Ketiga, ijmak, para ulama telah sepakat menggunakan al-‘Urf  yang tidak bertentangan dengan nas al-Qur’an dan sunnah sebagai dalil dalam menetapkan sebuah hukum.[26]
Keempat, qiya>s dan akal, bahwa para ulama telah menetapkan ke-hujjahan al-‘Urf  dengan dalil istiqra>  yaitu, bahwasanya jika seseorang menelusuri beberapa cabang-cabang syariat, maka akan didapati sebagian dari nas telah menetapkan kebiasaan-kebiasaan baik yang telah ada sebelum datangnya Islam. Seperti, jual beli ­al-Salam, al-‘Araya, dan al-Mud{a>rabah.[27] Dan segala sesuatu yang memiliki maslahah.[28]
Kesemua dalil di atas menunjukkan bahwa al-‘Urf adalah salah satu bagian yang oleh para ulama telah bersepakat menjadikannya sebagai hujjah dalam menetapkan sebuah hukum syariat.
D.    Syarat-syarat al-‘Urf
Para ulama usu>l al-Fiqh menyatakan bahwa al-‘Urf  baru dapat dijadikan sebagai salah satu dalil dalam menetapkan hukum syara’ apabila memenuhi syarat-syarat sebagai berikut:
1.      Hendaklah al-‘Urf  itu yang berlaku secara umum, dan dilakukan oleh mayoritas masyarakat. Apabila kebiasaan itu ada yg berbeda dari biasanya, dan masyarakat yang melakukannya lebih minoritas daripada masyarakat yang tidak melakukannya, maka tidak terjadi al-‘Urf.[29]

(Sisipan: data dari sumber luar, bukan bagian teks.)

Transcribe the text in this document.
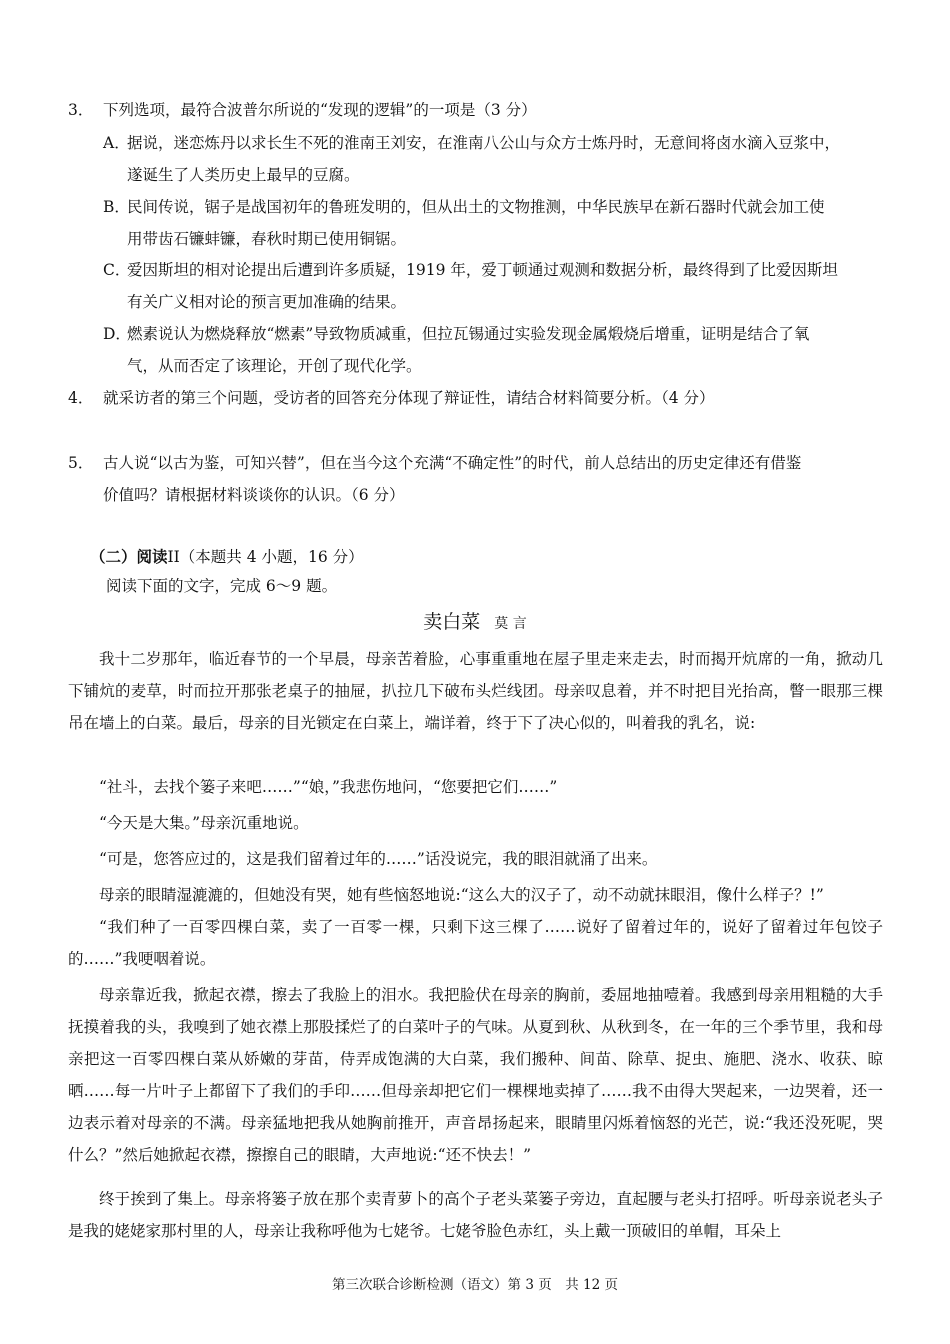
3． 下列选项，最符合波普尔所说的“发现的逻辑”的一项是（3 分）
A．
据说，迷恋炼丹以求长生不死的淮南王刘安，在淮南八公山与众方士炼丹时，无意间将卤水滴入豆浆中，
遂诞生了人类历史上最早的豆腐。
B．
民间传说，锯子是战国初年的鲁班发明的，但从出土的文物推测，中华民族早在新石器时代就会加工使
用带齿石镰蚌镰，春秋时期已使用铜锯。
C．
爱因斯坦的相对论提出后遭到许多质疑，1919 年，爱丁顿通过观测和数据分析，最终得到了比爱因斯坦
有关广义相对论的预言更加准确的结果。
D．
燃素说认为燃烧释放“燃素”导致物质减重，但拉瓦锡通过实验发现金属煅烧后增重，证明是结合了氧
气，从而否定了该理论，开创了现代化学。
4． 就采访者的第三个问题，受访者的回答充分体现了辩证性，请结合材料简要分析。（4 分）
5． 古人说“以古为鉴，可知兴替”，但在当今这个充满“不确定性”的时代，前人总结出的历史定律还有借鉴
价值吗？请根据材料谈谈你的认识。（6 分）
（二）阅读II（本题共 4 小题，16 分）
阅读下面的文字，完成 6～9 题。
卖白菜 莫 言
我十二岁那年，临近春节的一个早晨，母亲苦着脸，心事重重地在屋子里走来走去，时而揭开炕席的一角，掀动几下铺炕的麦草，时而拉开那张老桌子的抽屉，扒拉几下破布头烂线团。母亲叹息着，并不时把目光抬高，瞥一眼那三棵吊在墙上的白菜。最后，母亲的目光锁定在白菜上，端详着，终于下了决心似的，叫着我的乳名，说:
“社斗，去找个篓子来吧……”“娘，”我悲伤地问，“您要把它们……”
“今天是大集。”母亲沉重地说。
“可是，您答应过的，这是我们留着过年的……”话没说完，我的眼泪就涌了出来。
母亲的眼睛湿漉漉的，但她没有哭，她有些恼怒地说:“这么大的汉子了，动不动就抹眼泪，像什么样子？!”
“我们种了一百零四棵白菜，卖了一百零一棵，只剩下这三棵了……说好了留着过年的，说好了留着过年包饺子的……”我哽咽着说。
母亲靠近我，掀起衣襟，擦去了我脸上的泪水。我把脸伏在母亲的胸前，委屈地抽噎着。我感到母亲用粗糙的大手抚摸着我的头，我嗅到了她衣襟上那股揉烂了的白菜叶子的气味。从夏到秋、从秋到冬，在一年的三个季节里，我和母亲把这一百零四棵白菜从娇嫩的芽苗，侍弄成饱满的大白菜，我们搬种、间苗、除草、捉虫、施肥、浇水、收获、晾晒……每一片叶子上都留下了我们的手印……但母亲却把它们一棵棵地卖掉了……我不由得大哭起来，一边哭着，还一边表示着对母亲的不满。母亲猛地把我从她胸前推开，声音昂扬起来，眼睛里闪烁着恼怒的光芒，说:“我还没死呢，哭什么？”然后她掀起衣襟，擦擦自己的眼睛，大声地说:“还不快去！”
终于挨到了集上。母亲将篓子放在那个卖青萝卜的高个子老头菜篓子旁边，直起腰与老头打招呼。听母亲说老头子是我的姥姥家那村里的人，母亲让我称呼他为七姥爷。七姥爷脸色赤红，头上戴一顶破旧的单帽，耳朵上
第三次联合诊断检测（语文）第 3 页　共 12 页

2.      Hendaknya al-‘Urf  telah memasyarakat ketika persoalan yang akan ditetapkan hukumnya itu muncul. Maksudnya adalah, al-‘Urf  yang akan dijadikan sandaran hukum itu lebih dahulu ada sebelum kasus yang akan ditetapkan hukumnya. Dalam kaitan dengan ini terdapat kaidah us}u>liyyah yang menyatakan:
لاَ عِــــــبــــْرَةَ لِلــــــْعُرفِ الطَّا رِئ
Al-‘Urf  yang datang kemudian, tidak dapat dijadikan sandaran hukum terhadap kasus yang telah lama.”[30]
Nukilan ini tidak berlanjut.